Industry discontent?
ERC Chairperson Mona Dimalanta admits she’s perpetually on a tightrope walk—especially in the sphere of rate regulation, where every decision is a double-edged sword. Reduce rates to please consumers and investors cry foul over shrinking margins; keep them stable, and the public calls it a sellout. Suffice it to say that it’s a no-win battle for her—and the ERC is also forever trapped between a rock and a brutal ‘regulatory’ force.
If there’s a common thread on the mounting frustration of industry players. In that case, it’s the ERC’s sluggish regulatory pace—a grievance underscored by Chair Dimalanta’s suspension last year due to a delayed ruling on Manila Electric Company’s critical tariff adjustment application.
Regulatory lag—be it for tariff approvals of regulated entities or power supply agreements (PSAs)—is manifestly the industry’s never-ending sore point—an unspoken yet simmering disappointment that may not be aired in front of ERC officials but echoes loudly in backroom conversations where the real verdict is rendered.
Case in point: since 2022, the new ERC leadership has vowed to fast-track rate-setting approvals, especially the long-overdue tariff reset of the National Grid Corporation of the Philippines (NGCP). Yet nearly two years in, that promise remains lurking in bureaucratic purgatory—a commitment made but yet to be delivered.
Adding to industry jitters is the ERC’s looming regulatory realignment—from the future-focused performance-based regulation (PBR) model to a post-completion cost recovery scheme reminiscent of the outdated return on rate base (RORB) methodology—a move that could throw financial planning into uncharted territories and leaves regulated entities bracing again for many unknowns.
Shifting the rules mid-game, industry players caution is a surefire way to shatter investor confidence—wreaking havoc on balance sheet projections and casting a long shadow of ambiguity over fresh capital infusion for critical power projects.
The EPIRA’s mandate was clear: break free from the inefficiencies of the RORB model, which only approved cost recovery after project completion. In response, the ERC shifted to PBR, a forward-looking framework allowing regulated entities to adjust tariffs based on projected allowable revenues over a five-year rolling cycle. At its core, PBR was built to enforce efficiency, reliability, and cost discipline—ensuring that utility revenues were earned through performance, not just expense reimbursement.
In theory, this multi-year approach should bring much-needed regulatory certainty, spare the industry from an avalanche of rate cases, and lighten the burden of an ERC already drowning in a sea of tariff applications—all while ultimately steering power rates lower for consumers. But as always, execution is where the battle is won or lost.

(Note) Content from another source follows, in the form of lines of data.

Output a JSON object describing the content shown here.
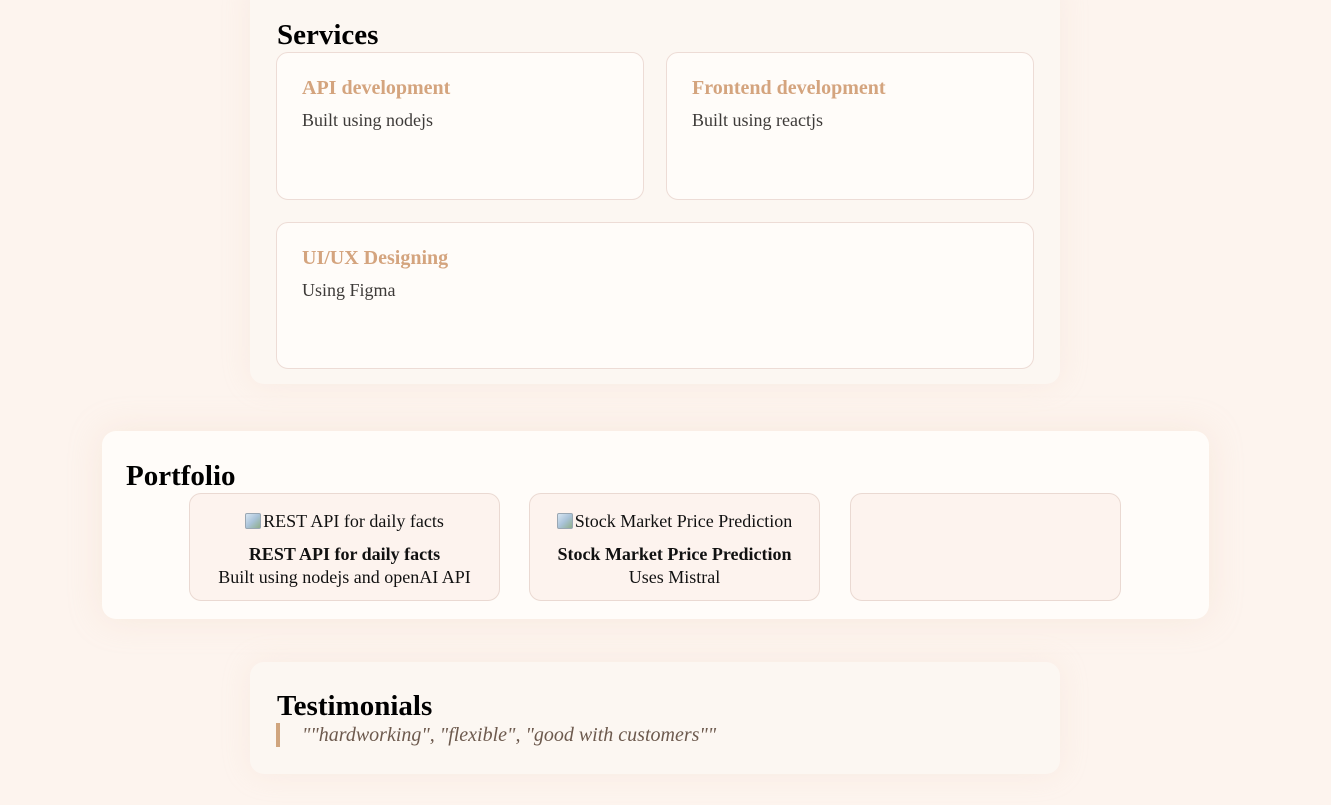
{
  "services": {
    "heading": "Services",
    "items": [
      {
        "title": "API development",
        "desc": "Built using nodejs"
      },
      {
        "title": "Frontend development",
        "desc": "Built using reactjs"
      },
      {
        "title": "UI/UX Designing",
        "desc": "Using Figma"
      }
    ]
  },
  "portfolio": {
    "heading": "Portfolio",
    "projects": [
      {
        "img_alt": "REST API for daily facts",
        "name": "REST API for daily facts",
        "desc": "Built using nodejs and openAI API"
      },
      {
        "img_alt": "Stock Market Price Prediction",
        "name": "Stock Market Price Prediction",
        "desc": "Uses Mistral"
      },
      {
        "img_alt": "",
        "name": "",
        "desc": ""
      }
    ]
  },
  "testimonials": {
    "heading": "Testimonials",
    "quote": "\"\"hardworking\", \"flexible\", \"good with customers\"\""
  }
}
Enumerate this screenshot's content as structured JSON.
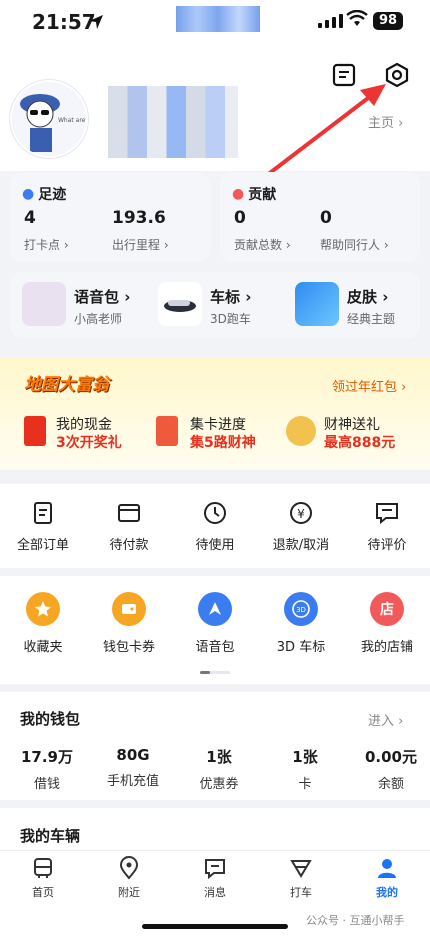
{
  "status_bar": {
    "time": "21:57",
    "battery": "98"
  },
  "header": {
    "home_link": "主页"
  },
  "stats": {
    "footprint": {
      "title": "足迹",
      "items": [
        {
          "value": "4",
          "label": "打卡点"
        },
        {
          "value": "193.6",
          "label": "出行里程"
        }
      ]
    },
    "contribution": {
      "title": "贡献",
      "items": [
        {
          "value": "0",
          "label": "贡献总数"
        },
        {
          "value": "0",
          "label": "帮助同行人"
        }
      ]
    }
  },
  "features": [
    {
      "title": "语音包",
      "sub": "小高老师"
    },
    {
      "title": "车标",
      "sub": "3D跑车"
    },
    {
      "title": "皮肤",
      "sub": "经典主题"
    }
  ],
  "promo": {
    "title": "地图大富翁",
    "link": "领过年红包",
    "items": [
      {
        "title": "我的现金",
        "sub": "3次开奖礼"
      },
      {
        "title": "集卡进度",
        "sub": "集5路财神"
      },
      {
        "title": "财神送礼",
        "sub": "最高888元"
      }
    ]
  },
  "orders": [
    {
      "label": "全部订单",
      "icon": "orders-icon"
    },
    {
      "label": "待付款",
      "icon": "wallet-icon"
    },
    {
      "label": "待使用",
      "icon": "clock-icon"
    },
    {
      "label": "退款/取消",
      "icon": "refund-icon"
    },
    {
      "label": "待评价",
      "icon": "comment-icon"
    }
  ],
  "services": [
    {
      "label": "收藏夹",
      "color": "#f6a623"
    },
    {
      "label": "钱包卡券",
      "color": "#f6a623"
    },
    {
      "label": "语音包",
      "color": "#3b7df0"
    },
    {
      "label": "3D 车标",
      "color": "#3b7df0"
    },
    {
      "label": "我的店铺",
      "color": "#f25a5a"
    }
  ],
  "wallet": {
    "title": "我的钱包",
    "more": "进入",
    "items": [
      {
        "value": "17.9万",
        "label": "借钱"
      },
      {
        "value": "80G",
        "label": "手机充值"
      },
      {
        "value": "1张",
        "label": "优惠券"
      },
      {
        "value": "1张",
        "label": "卡"
      },
      {
        "value": "0.00元",
        "label": "余额"
      }
    ]
  },
  "vehicles": {
    "title": "我的车辆"
  },
  "tabs": [
    {
      "label": "首页"
    },
    {
      "label": "附近"
    },
    {
      "label": "消息"
    },
    {
      "label": "打车"
    },
    {
      "label": "我的"
    }
  ],
  "watermark": "公众号 · 互通小帮手",
  "colors": {
    "accent": "#1a73ff",
    "red": "#e8301e",
    "orange": "#ff7a00"
  }
}
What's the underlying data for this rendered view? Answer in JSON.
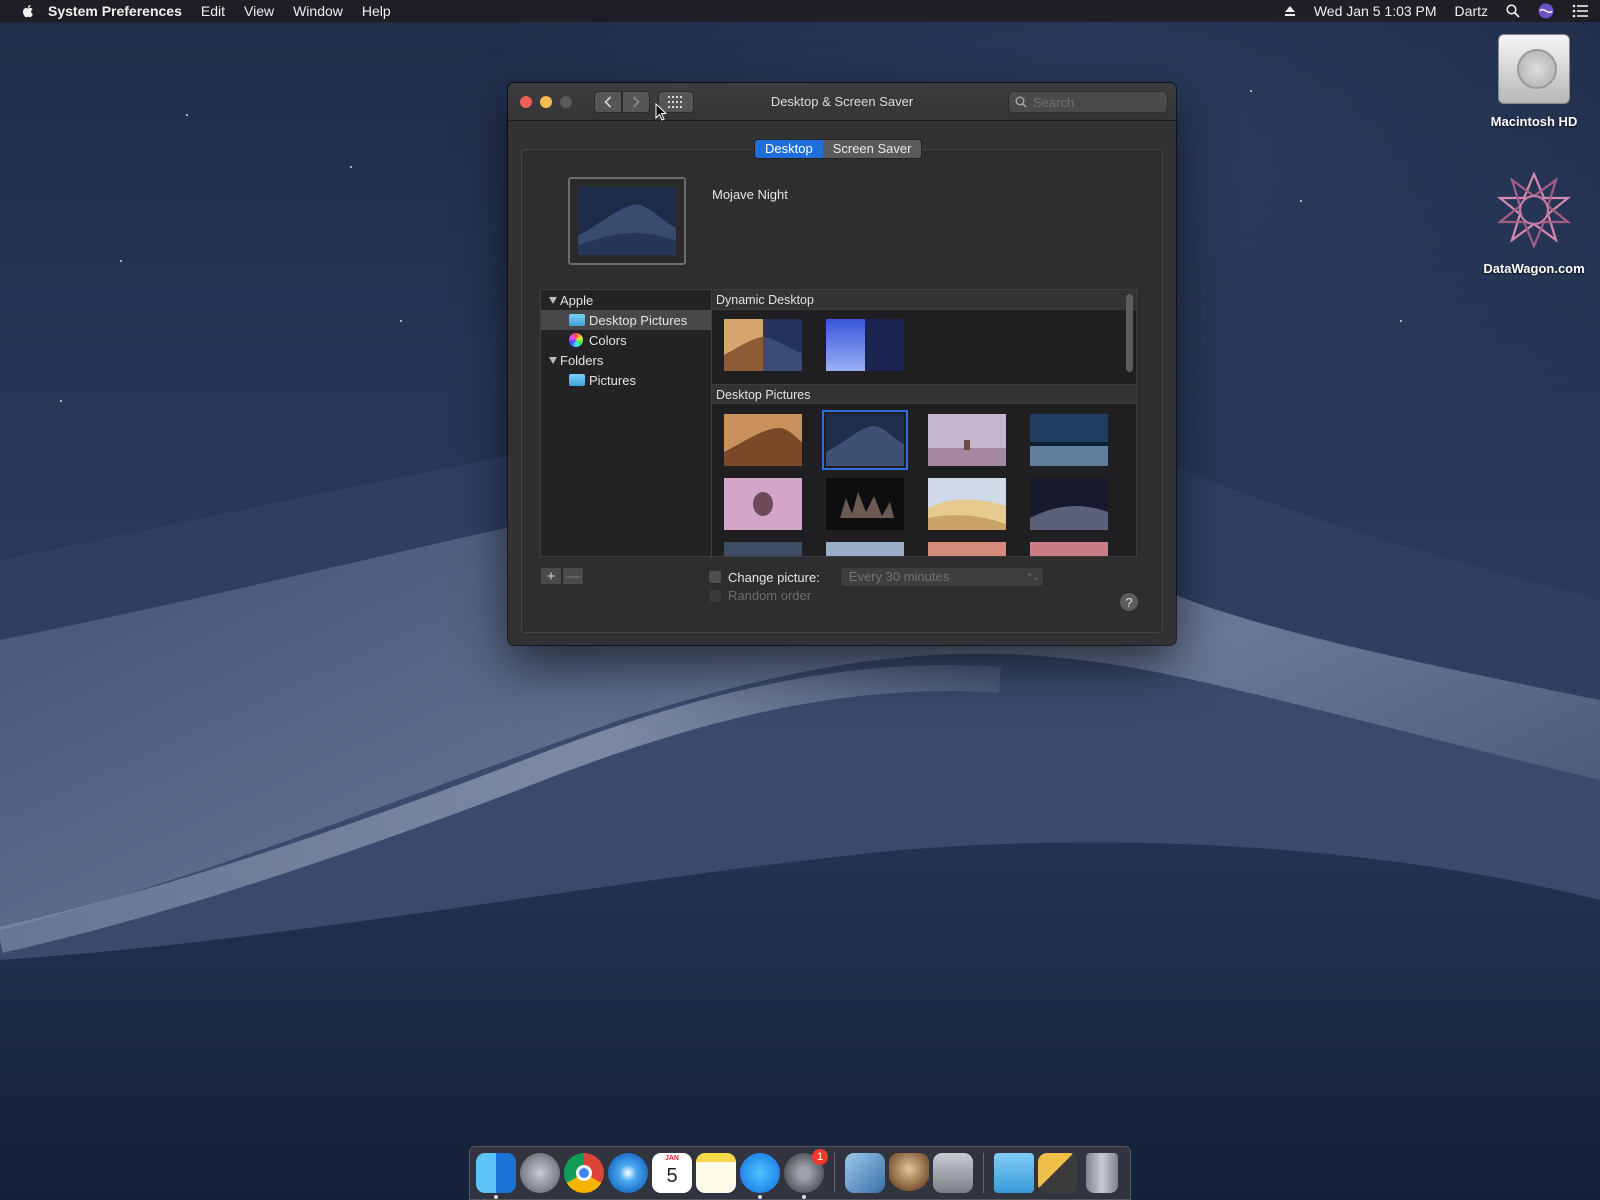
{
  "menubar": {
    "app_name": "System Preferences",
    "menus": [
      "Edit",
      "View",
      "Window",
      "Help"
    ],
    "datetime": "Wed Jan 5  1:03 PM",
    "user": "Dartz"
  },
  "desktop": {
    "icons": [
      {
        "label": "Macintosh HD"
      },
      {
        "label": "DataWagon.com"
      }
    ]
  },
  "window": {
    "title": "Desktop & Screen Saver",
    "search_placeholder": "Search",
    "tabs": [
      {
        "label": "Desktop",
        "active": true
      },
      {
        "label": "Screen Saver",
        "active": false
      }
    ],
    "current_wallpaper": "Mojave Night",
    "sidebar": {
      "groups": [
        {
          "label": "Apple",
          "items": [
            "Desktop Pictures",
            "Colors"
          ]
        },
        {
          "label": "Folders",
          "items": [
            "Pictures"
          ]
        }
      ],
      "selected": "Desktop Pictures"
    },
    "sections": [
      {
        "title": "Dynamic Desktop"
      },
      {
        "title": "Desktop Pictures"
      }
    ],
    "change_picture_label": "Change picture:",
    "interval_value": "Every 30 minutes",
    "random_order_label": "Random order",
    "help_label": "?",
    "add_label": "+",
    "remove_label": "—"
  },
  "dock": {
    "apps": [
      "finder-icon",
      "launchpad-icon",
      "chrome-icon",
      "safari-icon",
      "calendar-icon",
      "notes-icon",
      "app-store-icon",
      "system-preferences-icon",
      "preview-icon",
      "chess-icon",
      "screenshot-icon",
      "downloads-folder-icon",
      "applications-stack-icon",
      "trash-icon"
    ],
    "calendar_day": "5",
    "calendar_month": "JAN",
    "sysprefs_badge": "1"
  },
  "colors": {
    "accent": "#1f6fdb",
    "close": "#ee5e57",
    "minimize": "#f5bd4f"
  }
}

Industry players are raising red flags over the ERC’s abrupt push to shift NGCP’s cost recovery to a post-completion paradigm—warning that this could bring critical infrastructure projects to a grinding halt and spook investors just when the grid needs urgent expansion. Worse, with the ERC still dragging its feet on multi-billion peso projects NGCP has already completed, the message is clear: uncertainty isn’t just lingering, it’s escalating.
And with NGCP’s concession clock ticking down to just nine years—and no assurance of an extension, the industry is quizzed: how can the grid operator justify pouring billions into new projects with five-to-seven-year timelines when cost recoveries would stretch beyond its remaining contract? At this rate, the risk isn’t just financial—it’s a potential standstill in grid expansion when the entire country can least afford it.
The real casualty here isn’t NGCP—it’s the country’s energy future. Suppose new power capacities, including the massive renewable energy capacities awarded under the Department of Energy’s (DOE) green energy auctions (GEAs)—can’t plug seamlessly into the grid. In that case, our energy transition bid and the promise of energy security will crumble before they gain traction.